其中,对第一特效数据进行程度编码需要根据关键点差异信息进行编码,若关键点差异信息为特效信息为“0”的人物形象图像中的关键点信息与特效信息为“m”的人物形象图像中的关键点信息的差异,则将第一特效数据的特效信息编码为m。Among them, the degree encoding of the first special effect data needs to be encoded according to the key point difference information. If the key point difference information is the difference between the key point information in the character image with special effect information "0" and the key point information in the character image with special effect information "m", then the special effect information of the first special effect data is encoded as m.

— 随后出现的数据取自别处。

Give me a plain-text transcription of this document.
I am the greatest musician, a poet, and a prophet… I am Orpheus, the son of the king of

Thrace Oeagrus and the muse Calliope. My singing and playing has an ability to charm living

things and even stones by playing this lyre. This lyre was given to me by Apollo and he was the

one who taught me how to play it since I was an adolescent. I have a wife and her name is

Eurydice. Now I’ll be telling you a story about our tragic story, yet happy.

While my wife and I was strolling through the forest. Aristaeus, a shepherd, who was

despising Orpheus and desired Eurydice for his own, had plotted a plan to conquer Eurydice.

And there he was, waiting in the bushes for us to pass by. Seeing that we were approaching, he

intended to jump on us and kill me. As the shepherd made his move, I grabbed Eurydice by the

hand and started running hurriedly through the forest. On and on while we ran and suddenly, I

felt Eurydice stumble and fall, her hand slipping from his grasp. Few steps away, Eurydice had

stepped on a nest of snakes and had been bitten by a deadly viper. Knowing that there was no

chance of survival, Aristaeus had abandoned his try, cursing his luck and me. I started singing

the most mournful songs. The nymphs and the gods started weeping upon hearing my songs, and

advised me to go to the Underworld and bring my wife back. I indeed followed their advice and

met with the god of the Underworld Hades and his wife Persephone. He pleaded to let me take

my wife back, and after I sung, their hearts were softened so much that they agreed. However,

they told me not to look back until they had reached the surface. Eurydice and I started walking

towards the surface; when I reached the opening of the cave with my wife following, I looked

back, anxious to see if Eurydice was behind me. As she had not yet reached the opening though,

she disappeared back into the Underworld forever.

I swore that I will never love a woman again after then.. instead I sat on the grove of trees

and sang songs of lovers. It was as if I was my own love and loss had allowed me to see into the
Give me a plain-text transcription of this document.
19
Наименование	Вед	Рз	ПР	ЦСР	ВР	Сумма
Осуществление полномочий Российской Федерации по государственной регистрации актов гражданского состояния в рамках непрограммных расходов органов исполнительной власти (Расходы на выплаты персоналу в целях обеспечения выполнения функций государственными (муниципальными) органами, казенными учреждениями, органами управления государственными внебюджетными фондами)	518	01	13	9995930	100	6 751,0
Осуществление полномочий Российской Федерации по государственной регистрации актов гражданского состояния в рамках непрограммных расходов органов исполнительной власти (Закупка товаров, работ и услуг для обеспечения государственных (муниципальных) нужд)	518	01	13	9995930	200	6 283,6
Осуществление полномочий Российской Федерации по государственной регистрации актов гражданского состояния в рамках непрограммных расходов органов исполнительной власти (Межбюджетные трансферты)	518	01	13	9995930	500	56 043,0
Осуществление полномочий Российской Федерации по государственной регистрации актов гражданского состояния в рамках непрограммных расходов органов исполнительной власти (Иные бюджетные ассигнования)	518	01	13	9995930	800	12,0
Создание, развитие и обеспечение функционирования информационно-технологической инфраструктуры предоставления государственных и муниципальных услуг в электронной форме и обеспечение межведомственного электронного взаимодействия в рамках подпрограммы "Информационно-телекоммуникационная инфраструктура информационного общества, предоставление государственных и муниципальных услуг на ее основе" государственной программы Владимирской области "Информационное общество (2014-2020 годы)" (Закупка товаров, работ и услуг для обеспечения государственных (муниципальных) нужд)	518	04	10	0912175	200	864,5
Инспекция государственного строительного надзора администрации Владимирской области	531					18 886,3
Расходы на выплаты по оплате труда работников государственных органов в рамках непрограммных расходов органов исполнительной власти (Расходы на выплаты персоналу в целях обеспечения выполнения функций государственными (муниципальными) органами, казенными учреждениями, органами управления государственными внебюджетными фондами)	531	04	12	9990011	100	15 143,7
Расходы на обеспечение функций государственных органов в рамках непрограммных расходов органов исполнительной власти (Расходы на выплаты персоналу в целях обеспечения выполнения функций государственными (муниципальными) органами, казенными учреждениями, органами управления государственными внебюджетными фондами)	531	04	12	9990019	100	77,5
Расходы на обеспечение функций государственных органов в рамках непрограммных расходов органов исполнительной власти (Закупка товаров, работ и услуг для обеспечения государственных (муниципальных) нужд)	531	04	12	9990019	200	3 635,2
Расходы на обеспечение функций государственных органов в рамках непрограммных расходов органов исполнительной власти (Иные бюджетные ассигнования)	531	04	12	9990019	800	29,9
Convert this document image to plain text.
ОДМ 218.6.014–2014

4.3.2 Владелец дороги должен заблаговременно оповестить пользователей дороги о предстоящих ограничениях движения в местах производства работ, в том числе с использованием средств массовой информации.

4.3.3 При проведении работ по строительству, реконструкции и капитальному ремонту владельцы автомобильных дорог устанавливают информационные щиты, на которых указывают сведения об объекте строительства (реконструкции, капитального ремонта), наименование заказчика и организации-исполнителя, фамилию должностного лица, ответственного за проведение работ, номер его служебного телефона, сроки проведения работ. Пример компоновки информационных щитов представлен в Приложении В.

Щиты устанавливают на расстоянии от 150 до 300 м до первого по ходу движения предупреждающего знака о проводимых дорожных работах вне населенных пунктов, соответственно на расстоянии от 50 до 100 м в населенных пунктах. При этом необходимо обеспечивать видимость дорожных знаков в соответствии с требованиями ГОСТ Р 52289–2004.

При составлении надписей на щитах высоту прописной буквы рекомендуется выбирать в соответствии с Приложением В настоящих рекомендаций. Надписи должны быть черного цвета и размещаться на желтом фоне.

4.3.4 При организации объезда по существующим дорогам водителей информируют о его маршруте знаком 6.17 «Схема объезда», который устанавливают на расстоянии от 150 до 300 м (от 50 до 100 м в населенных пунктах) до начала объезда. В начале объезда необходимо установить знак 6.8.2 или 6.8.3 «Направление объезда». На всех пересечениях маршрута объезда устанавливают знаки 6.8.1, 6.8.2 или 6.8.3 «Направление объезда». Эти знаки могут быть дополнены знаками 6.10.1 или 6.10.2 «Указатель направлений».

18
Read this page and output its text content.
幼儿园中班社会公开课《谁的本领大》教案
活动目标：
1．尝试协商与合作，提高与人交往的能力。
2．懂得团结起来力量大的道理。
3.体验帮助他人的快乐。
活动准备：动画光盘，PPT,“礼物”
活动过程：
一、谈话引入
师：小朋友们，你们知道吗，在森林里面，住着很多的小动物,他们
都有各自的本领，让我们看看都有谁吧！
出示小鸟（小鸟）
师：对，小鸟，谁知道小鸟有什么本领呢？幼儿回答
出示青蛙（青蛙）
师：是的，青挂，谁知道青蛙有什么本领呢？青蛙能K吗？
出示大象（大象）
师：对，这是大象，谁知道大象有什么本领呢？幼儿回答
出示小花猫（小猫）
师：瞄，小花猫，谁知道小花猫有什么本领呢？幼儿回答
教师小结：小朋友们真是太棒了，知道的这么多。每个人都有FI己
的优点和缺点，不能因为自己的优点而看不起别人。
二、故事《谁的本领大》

本实施例中,第一特效生成模型可以根据输入的人物形象样本数据和特效信息获得第二特效数据。其过程可以表示为:M(alpha,A)=B,其中,M表示第一特效生成模型,alpha表示特效信息,A表示人物形象样本数据,B表示第二特效数据。本实施例中,基于第二特效生成模型输出的第一特效数据对第一特效生成模型进行训练,可以降低第一特效生成模型的计算量,从而提高特效图像生成效率,同时便于第一特效生成模型部署于移动端。In this embodiment, the first special effect generation model can obtain the second special effect data according to the input character image sample data and special effect information. The process can be expressed as: M(alpha, A) = B, where M represents the first special effect generation model, alpha represents the special effect information, A represents the character image sample data, and B represents the second special effect data. In this embodiment, the first special effect generation model is trained based on the first special effect data output by the second special effect generation model, which can reduce the calculation amount of the first special effect generation model, thereby improving the efficiency of special effect image generation, and at the same time facilitates the deployment of the first special effect generation model on the mobile terminal.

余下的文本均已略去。